The CB radio was quiet, the loneliness was horrible. A while later I could hear these two, southbound, truckers chatting away so I asked what I could expect. The man who spoke was calm and very reassuring as he said the storm only lasts for another hour and it was clear highway from there.

He told me to take it slow and I would make it, so I continued. It wasn't until a while later I realized I was enjoying the storm and was quite comfortable being out in it. 

I wondered why, in such horrible weather, I felt good about my surroundings.  Then I realized it was because, just up ahead, I knew it was going to end and I would be back on clear highway again.

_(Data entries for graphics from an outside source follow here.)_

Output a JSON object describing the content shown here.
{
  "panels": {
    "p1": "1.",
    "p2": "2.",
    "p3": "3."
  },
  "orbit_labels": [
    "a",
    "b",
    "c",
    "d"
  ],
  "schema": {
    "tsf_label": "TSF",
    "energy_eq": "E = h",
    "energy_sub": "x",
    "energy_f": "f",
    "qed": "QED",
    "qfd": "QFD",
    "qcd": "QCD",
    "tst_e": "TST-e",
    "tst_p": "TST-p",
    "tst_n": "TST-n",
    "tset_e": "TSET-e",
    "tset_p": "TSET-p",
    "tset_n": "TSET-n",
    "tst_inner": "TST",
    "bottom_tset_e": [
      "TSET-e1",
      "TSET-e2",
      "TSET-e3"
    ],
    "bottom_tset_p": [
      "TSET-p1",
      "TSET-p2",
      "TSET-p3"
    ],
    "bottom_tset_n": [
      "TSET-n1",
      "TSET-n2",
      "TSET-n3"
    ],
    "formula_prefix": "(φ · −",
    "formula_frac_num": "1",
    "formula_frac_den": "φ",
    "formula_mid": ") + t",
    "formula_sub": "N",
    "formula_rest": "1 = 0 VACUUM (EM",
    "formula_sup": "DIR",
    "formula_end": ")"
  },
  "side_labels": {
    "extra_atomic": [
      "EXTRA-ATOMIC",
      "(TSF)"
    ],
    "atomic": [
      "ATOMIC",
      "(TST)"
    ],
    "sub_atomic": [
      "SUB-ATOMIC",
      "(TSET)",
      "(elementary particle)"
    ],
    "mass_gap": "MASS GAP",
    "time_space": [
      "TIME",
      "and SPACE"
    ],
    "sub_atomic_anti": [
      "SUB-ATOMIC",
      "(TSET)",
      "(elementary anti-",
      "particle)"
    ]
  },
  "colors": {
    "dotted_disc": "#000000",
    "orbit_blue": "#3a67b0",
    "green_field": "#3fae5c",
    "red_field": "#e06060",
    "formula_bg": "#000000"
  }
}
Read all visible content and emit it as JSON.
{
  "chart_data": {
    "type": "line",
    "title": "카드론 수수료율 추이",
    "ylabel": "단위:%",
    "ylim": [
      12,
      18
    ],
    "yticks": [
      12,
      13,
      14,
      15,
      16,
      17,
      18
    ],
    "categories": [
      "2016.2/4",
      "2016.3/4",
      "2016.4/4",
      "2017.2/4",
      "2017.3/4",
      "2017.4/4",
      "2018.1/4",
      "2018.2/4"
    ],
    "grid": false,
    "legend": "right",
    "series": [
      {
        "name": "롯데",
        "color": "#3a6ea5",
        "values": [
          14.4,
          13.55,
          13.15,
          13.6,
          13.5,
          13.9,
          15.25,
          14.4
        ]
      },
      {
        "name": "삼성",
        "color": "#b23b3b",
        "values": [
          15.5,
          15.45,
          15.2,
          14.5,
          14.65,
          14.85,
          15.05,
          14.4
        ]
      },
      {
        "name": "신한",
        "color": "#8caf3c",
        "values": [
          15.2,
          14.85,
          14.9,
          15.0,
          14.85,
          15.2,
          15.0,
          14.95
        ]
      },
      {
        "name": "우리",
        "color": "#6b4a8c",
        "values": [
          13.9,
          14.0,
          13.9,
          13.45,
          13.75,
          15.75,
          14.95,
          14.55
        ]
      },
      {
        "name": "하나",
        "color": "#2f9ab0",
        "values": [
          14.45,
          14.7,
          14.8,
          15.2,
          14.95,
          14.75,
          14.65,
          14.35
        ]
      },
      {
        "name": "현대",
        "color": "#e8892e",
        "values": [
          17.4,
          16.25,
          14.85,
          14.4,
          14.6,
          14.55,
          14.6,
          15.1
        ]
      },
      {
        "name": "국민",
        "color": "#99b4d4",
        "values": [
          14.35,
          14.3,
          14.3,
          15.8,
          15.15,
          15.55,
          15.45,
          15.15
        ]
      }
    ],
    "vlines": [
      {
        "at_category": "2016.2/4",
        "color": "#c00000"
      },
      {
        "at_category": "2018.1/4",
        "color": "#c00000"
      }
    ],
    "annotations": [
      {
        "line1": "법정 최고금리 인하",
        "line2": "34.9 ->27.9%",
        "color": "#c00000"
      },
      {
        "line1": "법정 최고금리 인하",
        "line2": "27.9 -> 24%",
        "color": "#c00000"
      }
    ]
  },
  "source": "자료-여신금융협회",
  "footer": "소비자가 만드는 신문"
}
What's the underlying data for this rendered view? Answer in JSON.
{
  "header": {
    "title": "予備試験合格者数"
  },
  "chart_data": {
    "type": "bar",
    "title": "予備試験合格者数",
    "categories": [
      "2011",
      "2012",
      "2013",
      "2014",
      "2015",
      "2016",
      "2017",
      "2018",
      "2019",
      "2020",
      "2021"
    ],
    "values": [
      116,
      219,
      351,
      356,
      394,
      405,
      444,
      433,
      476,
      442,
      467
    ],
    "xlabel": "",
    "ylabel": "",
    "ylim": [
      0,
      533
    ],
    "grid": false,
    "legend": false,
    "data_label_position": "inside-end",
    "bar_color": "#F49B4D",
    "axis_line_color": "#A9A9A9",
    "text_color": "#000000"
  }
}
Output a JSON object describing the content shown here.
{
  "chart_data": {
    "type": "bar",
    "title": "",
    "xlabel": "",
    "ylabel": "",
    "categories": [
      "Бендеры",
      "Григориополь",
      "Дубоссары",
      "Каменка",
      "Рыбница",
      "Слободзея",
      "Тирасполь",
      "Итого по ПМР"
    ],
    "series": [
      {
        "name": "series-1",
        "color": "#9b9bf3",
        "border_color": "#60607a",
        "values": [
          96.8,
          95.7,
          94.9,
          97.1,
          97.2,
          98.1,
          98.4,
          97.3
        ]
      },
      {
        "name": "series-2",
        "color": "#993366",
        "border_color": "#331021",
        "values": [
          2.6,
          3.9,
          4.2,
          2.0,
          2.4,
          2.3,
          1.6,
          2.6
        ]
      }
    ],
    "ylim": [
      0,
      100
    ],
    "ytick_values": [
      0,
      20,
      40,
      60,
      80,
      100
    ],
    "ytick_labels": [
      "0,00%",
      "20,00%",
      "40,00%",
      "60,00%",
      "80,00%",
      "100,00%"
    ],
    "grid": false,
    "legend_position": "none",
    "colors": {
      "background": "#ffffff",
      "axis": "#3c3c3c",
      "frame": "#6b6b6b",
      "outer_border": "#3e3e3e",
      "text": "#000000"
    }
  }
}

I couldn't help think of my journey through cancer. As long as I remembered it was going to get better, the struggle to get through was so much easier.

I have learned, through life, that as long as I believed in myself and my ability to carry on, I could handle whatever life decided to throw at me. It is only through reflection I realize there were times I thought I was alone, lost faith in myself and endured a cloud of sadness that was only dissipated by someone who cared enough to encourage me.

I learned to ignore, and not talk to, those who would tell me of someone who passed away with my type of cancer. Like I ignored the worry-wart trucker and listened to the more experienced, encouraging drivers to make it safely.

Now I find myself in another storm. A virus that threatens the world as we know it. Isolation that makes me feel that horrible loneliness, as do a lot of us enduring for the common good.

But this time I don't have that calm reassuring voice to tell me I am going to be OK. Now I need to draw on my inner strength, my faith in humanity and the hope that all will be well.

Because, most of all, there is nothing so compelling as hope. And hope begins with “US.” I am reminded of a native prayer that says, in part; I seek strength, not to be greater than my brother, but to fight my greatest enemy … myself.

Stay home, stay safe.

Hanmer resident Kevin Shanahan is a cancer survivor and a former Northern Life columnist.